The natural rate of unemployment is the unemployment rate that occurs in even a healthy economy. That's because workers are always coming and going, looking for a better job, and often they are unemployed until they find that better job.

The Natural Rate of Unemployment is the rate of Unemployment when the labour market is in equilibrium. The natural rate of unemployment is caused by a combination of frictional unemployment and structural unemployment.

The reason why the natural rate can change over time (or differ across countries) is because of changes or differences in economic policies that impact frictional unemployment (the ease with which firms can layoff workers, the ability and incentive for laid-of workers to find jobs, the adequacy of job retraining programs, the ease with which unemployed workers can link up with firms that have job vacancies) or structural unemployment (technological changes that impact industries, the education and retraining programs available to support workers in obsolete industries, the level of inter-generational mobility (how does the layoff affect the education and income prospects of the laid-of worker's children).

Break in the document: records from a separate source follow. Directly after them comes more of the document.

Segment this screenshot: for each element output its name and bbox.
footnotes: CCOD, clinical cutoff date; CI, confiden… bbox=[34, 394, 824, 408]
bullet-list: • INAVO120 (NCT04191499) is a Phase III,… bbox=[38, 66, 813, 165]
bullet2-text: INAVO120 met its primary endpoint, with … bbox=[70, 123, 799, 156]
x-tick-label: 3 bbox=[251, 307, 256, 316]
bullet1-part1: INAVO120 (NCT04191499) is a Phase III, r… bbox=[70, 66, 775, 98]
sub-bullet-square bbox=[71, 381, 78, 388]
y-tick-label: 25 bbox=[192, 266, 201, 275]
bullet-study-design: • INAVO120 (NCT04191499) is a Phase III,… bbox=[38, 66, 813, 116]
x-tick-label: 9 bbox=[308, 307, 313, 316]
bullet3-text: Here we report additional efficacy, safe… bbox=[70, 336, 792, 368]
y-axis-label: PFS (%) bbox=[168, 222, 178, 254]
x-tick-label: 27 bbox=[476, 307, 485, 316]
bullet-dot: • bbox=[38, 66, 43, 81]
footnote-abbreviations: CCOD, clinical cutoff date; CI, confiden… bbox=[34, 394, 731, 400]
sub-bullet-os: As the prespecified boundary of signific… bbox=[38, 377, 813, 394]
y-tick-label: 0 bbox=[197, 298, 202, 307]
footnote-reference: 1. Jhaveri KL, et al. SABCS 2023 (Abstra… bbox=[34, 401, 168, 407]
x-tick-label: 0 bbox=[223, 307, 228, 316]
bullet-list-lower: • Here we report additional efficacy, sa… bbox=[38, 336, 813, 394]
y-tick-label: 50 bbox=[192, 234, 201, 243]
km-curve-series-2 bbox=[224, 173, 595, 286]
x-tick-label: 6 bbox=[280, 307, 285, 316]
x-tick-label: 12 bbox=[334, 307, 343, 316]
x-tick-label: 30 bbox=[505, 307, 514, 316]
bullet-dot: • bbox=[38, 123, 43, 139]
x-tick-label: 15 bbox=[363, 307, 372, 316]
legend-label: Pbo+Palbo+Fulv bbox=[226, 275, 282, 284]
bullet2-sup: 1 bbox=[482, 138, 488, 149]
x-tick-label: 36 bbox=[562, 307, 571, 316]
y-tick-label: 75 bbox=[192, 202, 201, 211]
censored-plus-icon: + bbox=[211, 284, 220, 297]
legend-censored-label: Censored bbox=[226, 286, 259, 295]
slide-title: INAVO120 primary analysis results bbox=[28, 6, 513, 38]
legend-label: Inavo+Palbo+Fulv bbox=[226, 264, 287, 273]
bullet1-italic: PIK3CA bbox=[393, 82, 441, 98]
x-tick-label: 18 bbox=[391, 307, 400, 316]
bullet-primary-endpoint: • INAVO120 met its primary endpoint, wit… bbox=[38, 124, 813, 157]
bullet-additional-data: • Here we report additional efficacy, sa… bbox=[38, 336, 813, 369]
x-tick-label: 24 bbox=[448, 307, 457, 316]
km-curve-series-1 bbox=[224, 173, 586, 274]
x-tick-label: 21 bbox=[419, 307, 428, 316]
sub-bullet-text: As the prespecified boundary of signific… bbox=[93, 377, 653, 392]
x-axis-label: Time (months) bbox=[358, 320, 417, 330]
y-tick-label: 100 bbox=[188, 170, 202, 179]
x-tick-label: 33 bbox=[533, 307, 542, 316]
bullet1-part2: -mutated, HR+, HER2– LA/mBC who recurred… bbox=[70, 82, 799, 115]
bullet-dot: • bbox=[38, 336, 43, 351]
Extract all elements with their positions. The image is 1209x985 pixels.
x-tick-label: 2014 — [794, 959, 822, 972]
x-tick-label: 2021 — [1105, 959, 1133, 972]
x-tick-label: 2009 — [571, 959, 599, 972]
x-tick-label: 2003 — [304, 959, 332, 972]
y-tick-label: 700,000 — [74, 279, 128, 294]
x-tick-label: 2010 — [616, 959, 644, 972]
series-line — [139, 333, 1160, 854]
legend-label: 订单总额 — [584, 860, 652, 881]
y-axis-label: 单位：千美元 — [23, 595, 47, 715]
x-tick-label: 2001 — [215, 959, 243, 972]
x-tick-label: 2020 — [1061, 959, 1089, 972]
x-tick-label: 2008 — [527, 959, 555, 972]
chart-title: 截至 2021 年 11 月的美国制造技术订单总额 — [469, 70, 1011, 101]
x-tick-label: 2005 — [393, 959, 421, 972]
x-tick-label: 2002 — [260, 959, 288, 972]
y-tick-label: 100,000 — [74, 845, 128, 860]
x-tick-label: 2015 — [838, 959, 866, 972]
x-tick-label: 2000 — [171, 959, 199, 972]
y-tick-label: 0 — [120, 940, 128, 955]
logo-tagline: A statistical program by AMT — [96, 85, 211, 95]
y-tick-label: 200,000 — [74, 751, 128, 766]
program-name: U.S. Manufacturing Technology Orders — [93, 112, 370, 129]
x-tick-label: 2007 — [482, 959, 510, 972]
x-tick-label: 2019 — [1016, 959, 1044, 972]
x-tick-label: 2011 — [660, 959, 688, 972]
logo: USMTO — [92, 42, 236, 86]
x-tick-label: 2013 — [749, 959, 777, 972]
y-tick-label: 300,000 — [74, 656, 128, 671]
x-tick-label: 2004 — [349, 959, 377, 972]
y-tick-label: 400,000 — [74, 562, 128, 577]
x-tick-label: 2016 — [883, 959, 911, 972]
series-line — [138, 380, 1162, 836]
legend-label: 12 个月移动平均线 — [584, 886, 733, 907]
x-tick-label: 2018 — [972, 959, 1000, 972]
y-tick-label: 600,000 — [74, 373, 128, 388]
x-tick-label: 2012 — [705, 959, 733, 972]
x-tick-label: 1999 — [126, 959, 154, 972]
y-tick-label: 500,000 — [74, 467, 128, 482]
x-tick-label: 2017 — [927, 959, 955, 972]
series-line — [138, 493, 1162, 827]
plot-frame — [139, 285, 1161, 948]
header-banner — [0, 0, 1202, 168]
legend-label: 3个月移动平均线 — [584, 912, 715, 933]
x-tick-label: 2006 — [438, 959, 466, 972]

Policies to Lower the Natural Rate

Lower minimum wages: Helps reduce the job losing rate. If we think about it from the firm's point of view. During times of hardship, a firm may not have to let workers go if they can pay them a little bit less. This does not mean that the minimum wage is bad. As a society, we may be entitled to set a wage that is adequate for taking care of basic needs and set up a safety net for those who are unable to find jobs at that wage.

Better information: Set up job finding centers that allow workers to find potential matches, quickly and efficiently. Helps increase the job-finding rate.

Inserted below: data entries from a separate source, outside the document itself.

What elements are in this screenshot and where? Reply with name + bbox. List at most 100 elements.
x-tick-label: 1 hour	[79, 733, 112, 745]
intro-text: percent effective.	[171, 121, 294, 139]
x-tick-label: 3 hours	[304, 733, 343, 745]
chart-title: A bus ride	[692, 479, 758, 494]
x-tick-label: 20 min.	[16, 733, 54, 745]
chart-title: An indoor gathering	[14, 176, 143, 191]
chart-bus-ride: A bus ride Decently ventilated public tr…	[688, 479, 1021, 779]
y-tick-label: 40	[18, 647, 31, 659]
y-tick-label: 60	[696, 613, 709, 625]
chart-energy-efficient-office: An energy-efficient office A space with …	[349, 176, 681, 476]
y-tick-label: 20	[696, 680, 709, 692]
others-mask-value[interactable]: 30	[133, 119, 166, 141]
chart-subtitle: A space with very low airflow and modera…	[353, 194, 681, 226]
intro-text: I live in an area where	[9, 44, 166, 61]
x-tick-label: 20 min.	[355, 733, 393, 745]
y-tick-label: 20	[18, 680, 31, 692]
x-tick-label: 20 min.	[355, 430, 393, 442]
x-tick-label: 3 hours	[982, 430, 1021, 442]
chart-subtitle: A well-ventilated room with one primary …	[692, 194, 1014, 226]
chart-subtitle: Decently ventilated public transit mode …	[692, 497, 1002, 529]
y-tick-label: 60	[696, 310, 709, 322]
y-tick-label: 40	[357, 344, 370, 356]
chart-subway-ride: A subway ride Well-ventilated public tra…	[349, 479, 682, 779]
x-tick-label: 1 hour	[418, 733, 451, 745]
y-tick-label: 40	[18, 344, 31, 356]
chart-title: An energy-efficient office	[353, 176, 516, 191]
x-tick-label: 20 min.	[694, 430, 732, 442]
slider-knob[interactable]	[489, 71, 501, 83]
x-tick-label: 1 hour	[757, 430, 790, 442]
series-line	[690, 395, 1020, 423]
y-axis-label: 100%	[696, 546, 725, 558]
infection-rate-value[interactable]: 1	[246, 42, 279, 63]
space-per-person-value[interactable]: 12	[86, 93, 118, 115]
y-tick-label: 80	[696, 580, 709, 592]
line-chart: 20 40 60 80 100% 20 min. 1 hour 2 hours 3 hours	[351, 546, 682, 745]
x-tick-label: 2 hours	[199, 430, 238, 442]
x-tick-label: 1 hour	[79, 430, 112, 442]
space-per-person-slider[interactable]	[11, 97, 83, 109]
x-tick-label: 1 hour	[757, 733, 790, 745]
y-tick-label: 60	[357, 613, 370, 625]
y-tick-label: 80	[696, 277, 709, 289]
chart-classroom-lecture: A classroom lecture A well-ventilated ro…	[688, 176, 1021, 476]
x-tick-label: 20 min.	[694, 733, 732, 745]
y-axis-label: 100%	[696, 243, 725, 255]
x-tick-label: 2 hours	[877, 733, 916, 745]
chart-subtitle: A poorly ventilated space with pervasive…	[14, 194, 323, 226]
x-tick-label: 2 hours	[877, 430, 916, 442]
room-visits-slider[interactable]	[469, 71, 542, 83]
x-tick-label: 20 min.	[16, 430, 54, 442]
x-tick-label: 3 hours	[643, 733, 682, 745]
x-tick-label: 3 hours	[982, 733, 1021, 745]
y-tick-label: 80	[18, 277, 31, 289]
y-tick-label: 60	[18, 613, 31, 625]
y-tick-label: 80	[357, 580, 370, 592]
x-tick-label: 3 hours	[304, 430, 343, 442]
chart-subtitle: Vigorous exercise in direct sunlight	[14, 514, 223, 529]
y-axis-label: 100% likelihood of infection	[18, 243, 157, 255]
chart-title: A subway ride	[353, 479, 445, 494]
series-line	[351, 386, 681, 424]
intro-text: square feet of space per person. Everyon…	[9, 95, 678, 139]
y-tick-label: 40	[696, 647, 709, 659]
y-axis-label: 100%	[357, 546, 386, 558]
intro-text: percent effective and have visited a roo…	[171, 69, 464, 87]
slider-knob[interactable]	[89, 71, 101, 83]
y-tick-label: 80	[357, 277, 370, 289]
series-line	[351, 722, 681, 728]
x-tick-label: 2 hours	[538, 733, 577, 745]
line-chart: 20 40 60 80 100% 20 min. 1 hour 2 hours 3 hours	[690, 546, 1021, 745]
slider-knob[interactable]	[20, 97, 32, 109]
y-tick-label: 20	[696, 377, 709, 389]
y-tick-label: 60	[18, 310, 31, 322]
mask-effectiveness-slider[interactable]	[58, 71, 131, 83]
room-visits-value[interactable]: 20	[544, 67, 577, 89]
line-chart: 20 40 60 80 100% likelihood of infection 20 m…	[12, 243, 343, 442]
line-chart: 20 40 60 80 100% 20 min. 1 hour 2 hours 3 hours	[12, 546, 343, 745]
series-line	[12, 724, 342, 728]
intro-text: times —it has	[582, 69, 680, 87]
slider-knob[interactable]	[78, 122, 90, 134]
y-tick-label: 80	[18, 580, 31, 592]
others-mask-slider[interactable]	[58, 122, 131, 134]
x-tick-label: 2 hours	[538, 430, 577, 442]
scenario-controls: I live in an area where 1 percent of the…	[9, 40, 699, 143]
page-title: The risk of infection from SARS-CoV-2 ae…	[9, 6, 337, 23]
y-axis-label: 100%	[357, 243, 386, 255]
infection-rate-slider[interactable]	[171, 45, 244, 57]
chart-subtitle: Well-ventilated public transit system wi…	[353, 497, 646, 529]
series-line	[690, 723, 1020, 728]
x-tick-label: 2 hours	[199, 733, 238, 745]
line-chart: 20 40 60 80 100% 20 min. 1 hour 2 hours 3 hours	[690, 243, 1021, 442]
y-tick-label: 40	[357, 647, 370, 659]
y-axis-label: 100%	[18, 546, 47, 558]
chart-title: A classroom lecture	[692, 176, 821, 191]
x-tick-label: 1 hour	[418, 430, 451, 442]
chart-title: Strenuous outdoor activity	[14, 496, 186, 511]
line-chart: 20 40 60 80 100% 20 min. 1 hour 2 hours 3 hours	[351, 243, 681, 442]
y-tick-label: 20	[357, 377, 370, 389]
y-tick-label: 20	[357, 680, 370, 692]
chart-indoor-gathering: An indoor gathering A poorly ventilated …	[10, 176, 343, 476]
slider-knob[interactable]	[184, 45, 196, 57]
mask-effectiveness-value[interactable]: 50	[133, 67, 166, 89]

Better training of workers: This can help in both reducing the job losing rate and in increasing the job finding rate.

Remove disincentives to work: Excessive unemployment benefits, strong labor market regulations, although improving the quality of life of the employed can bring about high unemployment through reductions in the job finding rate because of shortfalls in both labor supply and labor demand. Once again this does not mean that unemployment benefits or regulations that enhance worker's bargaining power with the employers are a bad thing - it is important to find the tradeoff between providing enough unemployment benefits to provide a safety net and providing so much that you are effectively providing a disincentive to gain employment.

Reductions in payroll taxes: Social Security is paid partly by the employer and partly by the employee. Lower payroll taxes may help reduce unemployment by reducing the cost of hiring workers and by increasing incentives for people to return to work.